Feiglin Tells Supporters to Leave Likud

Feiglin estimates that the next elections will take place in about 18 months' time. He will apparently not contend for the 20th Knesset.

Ido Ben Porat, Gil Ronen ,

Feiglin addresses supporters
Feiglin addresses supporters
Yonatan Sindel / Flash 90

MK Moshe Feiglin, who has been a key player in the Likud party since 2002 and has built a formidable power base there – has called on his supporters to leave the party and join a new party that he intends to form.

"Yesterday I announced that I was leaving Likud, and I call on all of my comrades to do the same,” he wrote on Facebook Tuesday morning. “We will create a political structure. We will turn to young people of all hues and create a substantial alternative to both Right and Left.”

Feiglin will apparently not contend for the 20th Knesset, however. “It appears that we will not be ready with the political tool for the upcoming elections – although various options have been opened – but I do not see any reason to hurry,” he explained.

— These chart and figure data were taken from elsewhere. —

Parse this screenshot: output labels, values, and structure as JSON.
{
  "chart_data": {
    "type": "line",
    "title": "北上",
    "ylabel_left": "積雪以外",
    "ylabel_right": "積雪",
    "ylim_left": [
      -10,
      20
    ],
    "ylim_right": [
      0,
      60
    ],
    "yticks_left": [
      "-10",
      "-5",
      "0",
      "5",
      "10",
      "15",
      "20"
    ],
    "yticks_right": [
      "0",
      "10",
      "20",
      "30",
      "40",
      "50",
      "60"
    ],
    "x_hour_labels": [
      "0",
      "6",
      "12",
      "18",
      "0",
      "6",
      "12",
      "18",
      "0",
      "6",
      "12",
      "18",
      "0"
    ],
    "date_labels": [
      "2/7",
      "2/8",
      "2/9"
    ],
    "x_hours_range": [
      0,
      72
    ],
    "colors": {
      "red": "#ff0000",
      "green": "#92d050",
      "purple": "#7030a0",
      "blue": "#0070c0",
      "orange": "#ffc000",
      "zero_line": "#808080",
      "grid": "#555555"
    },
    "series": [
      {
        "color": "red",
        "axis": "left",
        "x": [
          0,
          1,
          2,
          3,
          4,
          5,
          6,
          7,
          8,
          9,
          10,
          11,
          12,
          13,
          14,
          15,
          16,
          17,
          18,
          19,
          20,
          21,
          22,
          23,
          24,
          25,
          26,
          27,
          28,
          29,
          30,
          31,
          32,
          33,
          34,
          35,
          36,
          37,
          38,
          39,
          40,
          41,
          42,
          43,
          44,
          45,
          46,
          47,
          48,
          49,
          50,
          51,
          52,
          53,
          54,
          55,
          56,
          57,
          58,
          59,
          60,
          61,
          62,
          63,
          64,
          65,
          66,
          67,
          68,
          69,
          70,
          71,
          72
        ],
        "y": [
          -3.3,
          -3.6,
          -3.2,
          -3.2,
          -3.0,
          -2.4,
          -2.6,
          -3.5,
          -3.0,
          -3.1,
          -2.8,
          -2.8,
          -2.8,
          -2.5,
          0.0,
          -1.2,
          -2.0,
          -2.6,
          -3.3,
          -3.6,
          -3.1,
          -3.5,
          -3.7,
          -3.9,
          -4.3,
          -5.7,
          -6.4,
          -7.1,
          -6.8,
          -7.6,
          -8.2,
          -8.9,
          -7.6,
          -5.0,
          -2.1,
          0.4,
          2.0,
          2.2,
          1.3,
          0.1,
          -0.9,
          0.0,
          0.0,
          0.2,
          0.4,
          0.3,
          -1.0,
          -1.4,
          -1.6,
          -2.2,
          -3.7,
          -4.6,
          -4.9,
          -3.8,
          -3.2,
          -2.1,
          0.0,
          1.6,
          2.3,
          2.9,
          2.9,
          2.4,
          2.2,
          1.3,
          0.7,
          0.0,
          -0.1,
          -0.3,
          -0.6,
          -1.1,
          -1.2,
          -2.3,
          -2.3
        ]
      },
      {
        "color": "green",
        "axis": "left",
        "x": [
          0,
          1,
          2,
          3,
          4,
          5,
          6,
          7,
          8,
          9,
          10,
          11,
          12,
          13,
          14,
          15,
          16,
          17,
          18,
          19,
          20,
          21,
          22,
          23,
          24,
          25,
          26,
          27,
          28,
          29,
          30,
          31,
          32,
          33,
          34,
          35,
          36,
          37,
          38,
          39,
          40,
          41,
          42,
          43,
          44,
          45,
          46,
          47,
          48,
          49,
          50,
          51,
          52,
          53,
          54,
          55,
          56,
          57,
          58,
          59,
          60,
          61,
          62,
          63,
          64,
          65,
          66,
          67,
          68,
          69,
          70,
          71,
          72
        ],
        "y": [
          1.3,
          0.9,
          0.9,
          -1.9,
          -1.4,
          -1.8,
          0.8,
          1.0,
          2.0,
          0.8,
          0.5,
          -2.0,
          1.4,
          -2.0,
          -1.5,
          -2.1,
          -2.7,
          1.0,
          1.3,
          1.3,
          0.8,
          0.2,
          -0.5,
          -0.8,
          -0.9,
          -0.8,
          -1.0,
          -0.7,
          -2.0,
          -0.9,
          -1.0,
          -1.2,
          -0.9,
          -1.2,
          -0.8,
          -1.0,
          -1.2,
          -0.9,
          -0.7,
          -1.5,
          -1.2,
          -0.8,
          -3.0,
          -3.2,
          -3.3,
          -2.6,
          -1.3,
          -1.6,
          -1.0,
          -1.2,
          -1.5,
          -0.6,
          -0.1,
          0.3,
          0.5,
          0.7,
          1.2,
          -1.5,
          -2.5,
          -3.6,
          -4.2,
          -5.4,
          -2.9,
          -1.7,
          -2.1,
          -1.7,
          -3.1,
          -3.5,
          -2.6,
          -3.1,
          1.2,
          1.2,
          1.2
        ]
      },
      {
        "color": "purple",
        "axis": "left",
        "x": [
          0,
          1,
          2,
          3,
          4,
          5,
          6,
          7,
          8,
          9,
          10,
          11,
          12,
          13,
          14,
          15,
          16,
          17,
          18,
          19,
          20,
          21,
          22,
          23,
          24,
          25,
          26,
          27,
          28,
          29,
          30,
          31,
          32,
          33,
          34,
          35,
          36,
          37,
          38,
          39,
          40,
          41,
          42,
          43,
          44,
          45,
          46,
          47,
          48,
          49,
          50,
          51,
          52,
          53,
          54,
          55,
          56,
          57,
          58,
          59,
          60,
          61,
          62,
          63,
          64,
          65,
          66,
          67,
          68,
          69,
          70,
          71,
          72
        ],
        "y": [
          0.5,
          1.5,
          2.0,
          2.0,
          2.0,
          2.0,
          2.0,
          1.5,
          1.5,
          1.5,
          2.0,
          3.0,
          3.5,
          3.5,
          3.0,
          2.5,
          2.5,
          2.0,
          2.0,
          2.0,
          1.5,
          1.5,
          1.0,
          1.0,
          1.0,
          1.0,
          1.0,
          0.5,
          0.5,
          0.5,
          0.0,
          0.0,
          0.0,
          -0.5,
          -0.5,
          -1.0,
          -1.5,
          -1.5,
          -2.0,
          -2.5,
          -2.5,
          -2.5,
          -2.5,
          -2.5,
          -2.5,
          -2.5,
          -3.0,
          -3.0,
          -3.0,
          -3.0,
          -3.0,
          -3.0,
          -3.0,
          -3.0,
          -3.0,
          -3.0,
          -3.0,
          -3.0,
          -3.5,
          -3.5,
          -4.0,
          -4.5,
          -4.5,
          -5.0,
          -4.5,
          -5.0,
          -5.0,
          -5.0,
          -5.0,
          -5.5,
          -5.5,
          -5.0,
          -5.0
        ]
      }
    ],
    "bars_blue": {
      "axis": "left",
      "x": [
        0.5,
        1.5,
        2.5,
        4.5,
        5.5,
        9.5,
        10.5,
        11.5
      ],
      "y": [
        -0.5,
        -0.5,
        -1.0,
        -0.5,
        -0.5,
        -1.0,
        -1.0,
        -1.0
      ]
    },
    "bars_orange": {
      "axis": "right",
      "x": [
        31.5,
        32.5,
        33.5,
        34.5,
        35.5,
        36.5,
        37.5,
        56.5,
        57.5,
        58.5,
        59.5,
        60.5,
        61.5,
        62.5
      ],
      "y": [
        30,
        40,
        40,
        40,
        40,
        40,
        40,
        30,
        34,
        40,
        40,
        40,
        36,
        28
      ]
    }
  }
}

Feiglin estimated that the next elections will take place in about 18 months' time.

"The Israeli leadership, in all of its shades, does not have the ability to face the most basic challenges that we are facing, and we must prepare the alternative in a thorough and deep way,” Feiglin wrote.

On Monday, when he announced he was leaving Likud, Feiglin told his supporters: "I was hoping that Likud could bring those of us who are straightforward to the prime minister's seat, but little by little I understood that we could not."

“The creation of a new life, a new birth is required here, a time of growing on her own and hopefully soon – a faith-based leadership, leadership of freedom to the people of Israel."

Feiglin said that when he entered the Knesset, he believed he could accomplish this goal from within the Likud.

"Israel has begun to be exposed to the idea of an alternative freedom, a Jewish one, from all aspects," he said. "But over the past year I began to feel that the system in general and in particular under Likud – was ceasing to accommodate me and my vision. I began to feel that I could become [...] part of the problem rather than offer an alternative solution."